Saturday, June 19, 2010

Buses, Spanish, and Jesus

I was writing the title for this, and I almost typed in "Jesus!" but I realized I had already titled a blog that way. I wondered if I should get more original and stop having "Jesus" in my titles - but then I realized that that's exactly what I want! Jesus everywhere. Not that I want to throw his name around in a flippant manner, but my true desire is that my time here be saturated with Jesus.

The Lord has really been teaching me a lot. I have been thinking about how I limit my conversations and interactions with people to what "I can do." The truth is, I am not limited to what I can do. I have a God who is able to do "immeasurably more than all we can ask or imagine!" So, I prayed for courage and for words. In the past twenty four hours, I have had two opportunities to share with complete strangers about Jesus.

First, I was on the bus, sitting by myself away from the other interns. I was behind two women with a young baby. The Lord kept at me, "April, babies are great conversation starters..." Eventually, after a lot of prayer for courage to venture out with my Spanish, I began talking with them. I started by asking them how old the baby was and eventually asked them if she was going to be baptized.
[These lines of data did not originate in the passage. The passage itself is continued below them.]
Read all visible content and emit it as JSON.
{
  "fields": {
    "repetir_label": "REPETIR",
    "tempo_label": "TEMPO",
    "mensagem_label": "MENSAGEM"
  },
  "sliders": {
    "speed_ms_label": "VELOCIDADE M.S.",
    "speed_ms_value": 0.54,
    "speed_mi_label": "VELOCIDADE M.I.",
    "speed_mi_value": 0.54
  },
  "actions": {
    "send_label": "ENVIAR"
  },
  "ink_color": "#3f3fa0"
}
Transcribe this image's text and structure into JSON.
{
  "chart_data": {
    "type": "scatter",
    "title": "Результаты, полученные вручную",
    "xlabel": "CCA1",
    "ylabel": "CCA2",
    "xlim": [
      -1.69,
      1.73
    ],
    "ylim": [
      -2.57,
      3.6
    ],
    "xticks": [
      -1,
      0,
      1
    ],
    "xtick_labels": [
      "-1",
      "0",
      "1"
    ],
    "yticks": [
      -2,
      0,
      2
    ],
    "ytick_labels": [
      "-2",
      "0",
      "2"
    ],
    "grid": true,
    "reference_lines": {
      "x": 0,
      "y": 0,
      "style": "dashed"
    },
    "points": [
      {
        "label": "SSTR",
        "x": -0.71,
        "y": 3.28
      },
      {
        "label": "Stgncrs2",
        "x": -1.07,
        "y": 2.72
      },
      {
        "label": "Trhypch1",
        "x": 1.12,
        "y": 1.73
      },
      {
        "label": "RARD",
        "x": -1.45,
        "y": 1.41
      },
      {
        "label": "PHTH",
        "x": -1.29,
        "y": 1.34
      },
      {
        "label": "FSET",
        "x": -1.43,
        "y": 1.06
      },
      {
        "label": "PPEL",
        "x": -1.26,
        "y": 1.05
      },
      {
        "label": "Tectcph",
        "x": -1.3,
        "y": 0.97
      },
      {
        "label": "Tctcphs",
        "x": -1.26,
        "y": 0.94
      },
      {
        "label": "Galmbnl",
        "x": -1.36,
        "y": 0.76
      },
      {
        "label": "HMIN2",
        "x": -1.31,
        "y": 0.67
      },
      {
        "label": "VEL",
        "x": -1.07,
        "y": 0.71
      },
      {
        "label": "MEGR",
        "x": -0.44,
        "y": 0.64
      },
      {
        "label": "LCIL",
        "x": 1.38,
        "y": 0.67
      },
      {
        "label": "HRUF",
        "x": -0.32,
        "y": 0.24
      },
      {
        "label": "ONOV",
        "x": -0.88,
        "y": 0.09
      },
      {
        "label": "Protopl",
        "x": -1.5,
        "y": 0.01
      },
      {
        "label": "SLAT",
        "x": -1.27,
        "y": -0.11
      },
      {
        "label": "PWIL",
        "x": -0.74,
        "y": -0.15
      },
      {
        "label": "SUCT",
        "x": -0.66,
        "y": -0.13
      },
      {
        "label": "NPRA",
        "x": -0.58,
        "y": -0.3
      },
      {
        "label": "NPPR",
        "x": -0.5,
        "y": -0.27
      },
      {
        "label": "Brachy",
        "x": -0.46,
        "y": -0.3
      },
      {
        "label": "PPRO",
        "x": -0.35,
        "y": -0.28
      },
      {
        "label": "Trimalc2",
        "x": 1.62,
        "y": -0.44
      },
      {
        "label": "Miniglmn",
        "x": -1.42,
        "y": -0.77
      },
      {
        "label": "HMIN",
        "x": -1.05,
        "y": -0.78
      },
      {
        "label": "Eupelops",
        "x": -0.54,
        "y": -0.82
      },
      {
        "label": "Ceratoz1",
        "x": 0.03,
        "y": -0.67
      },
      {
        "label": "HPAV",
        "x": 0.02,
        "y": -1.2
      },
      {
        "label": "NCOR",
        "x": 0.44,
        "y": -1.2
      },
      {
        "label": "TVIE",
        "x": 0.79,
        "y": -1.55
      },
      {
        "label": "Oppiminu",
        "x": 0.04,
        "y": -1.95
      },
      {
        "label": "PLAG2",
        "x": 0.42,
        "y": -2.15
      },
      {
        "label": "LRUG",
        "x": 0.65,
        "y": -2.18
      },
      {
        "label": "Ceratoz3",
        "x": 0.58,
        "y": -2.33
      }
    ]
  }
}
In Mexico, it is huge to baptize children; it is tradition. Of course, they told me yes in a Catholic church. So I began to talk with them about what they thought baptism was. I could give so many details, but to keep the story short, we ended up talking through basic beliefs about Christ. They believed that they needed Christ to get to heaven, but they also said that their good works could get them in. I shared with them how the Bible teaches that nothing we do merits salvation, that only through believing that Christ died for us can we enter heaven. After a long conversation, they promised me that they would read John 3 tonight. They seemed to have a very elementary understanding of Jesus, and I hope that our conversation leads them into the Word. Since they already "believed" in Jesus, all I could do was try to steer them toward a correct understanding of the only Way to heaven. It's all up to the Spirit now!

Then today, I had a HARD conversation on the beach with a gentleman. Please be praying for him! He has some very wrong beliefs about reincarnation and such. He was definitely not open to any other beliefs, but yet he really wanted to talk with me about beliefs. I asked him (in Spanish), "If you were wrong, would you want to know it?" He told me he was certain he knew the truth. I told him, "La verdad se llama Jesus Christ." (The truth's name is Jesus Christ.) Pray for all of these people, please!

Please continue to pray for courage for me, for drive to go beyond my potential and trust God to give me words. I am starting to really fall in love with these people, as I pray more and more that God will give me a heart for them.

In His hands I stand - broken and content.